I mentioned gal, we have a town here of Moraga behind the East Oakland Hills, beyond Moraga on a winding road is a beautiful area of Redwood groves called Canyon with nothing but an old schoolhouse/post office, during the 60s the Hippies settled back in the trees and built Hippie shacks.  One day the gal came out for a final on a house I was building in Moraga, she said: "Tell you what Dick, when I finish here I've got to go condemn a shack in Canyon, how about I sign you off and you accompany me out to Canyon?"  I looked at her and she had short pants on, I said: "You don't need me you need a cop, those Hippies grow marijauna and have guns to protect their pot."  She said they wouldn't give her a cop, so I said okay to get in my truck, when we got there there was no-one home, she wrote like Hell and posted a red tag with her list of violations then we jumped in my truck and I took her back to her county car at my jobsite in Moraga.


----------



## tmurray (Feb 26, 2018)

What are foundation vents?

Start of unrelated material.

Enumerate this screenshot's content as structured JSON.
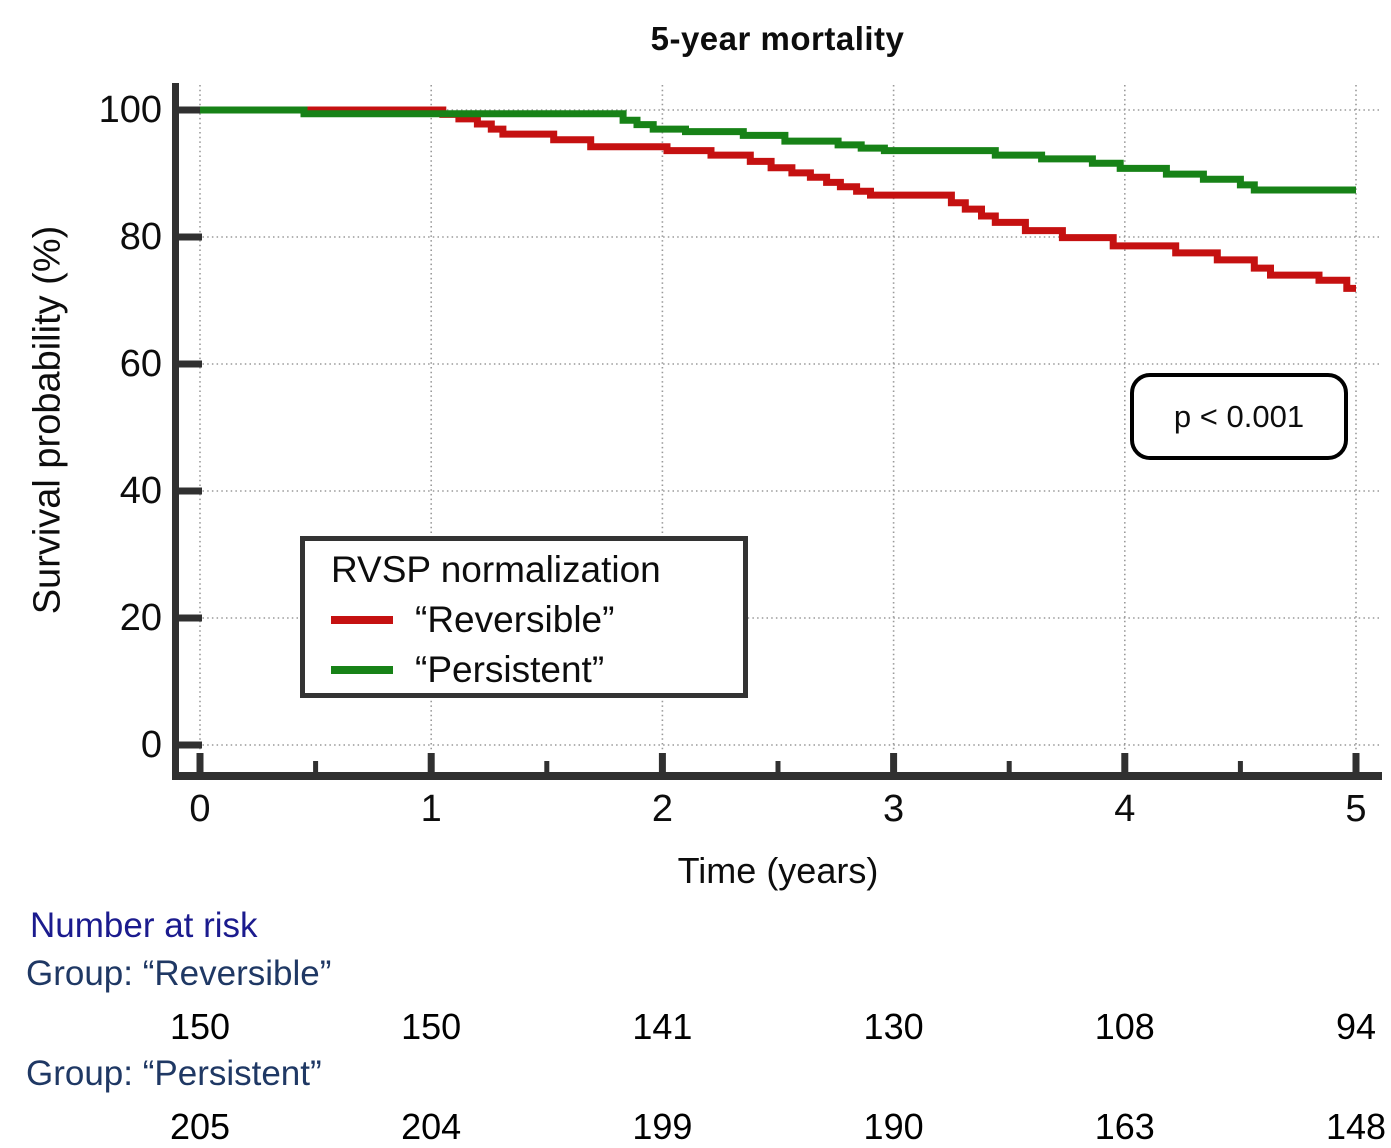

I've never heard of them...


----------



## conarb (Feb 26, 2018)

tmurray said:


> What are foundation vents? I've never heard of them...



That's because you are not on the International Codes, you lucky Canuck, someday we'll attack you and make you citizens of the world too, in the meantime look at the picture above, behind those holes in the stone are $1,700 worth of fire-baffeled vents.


----------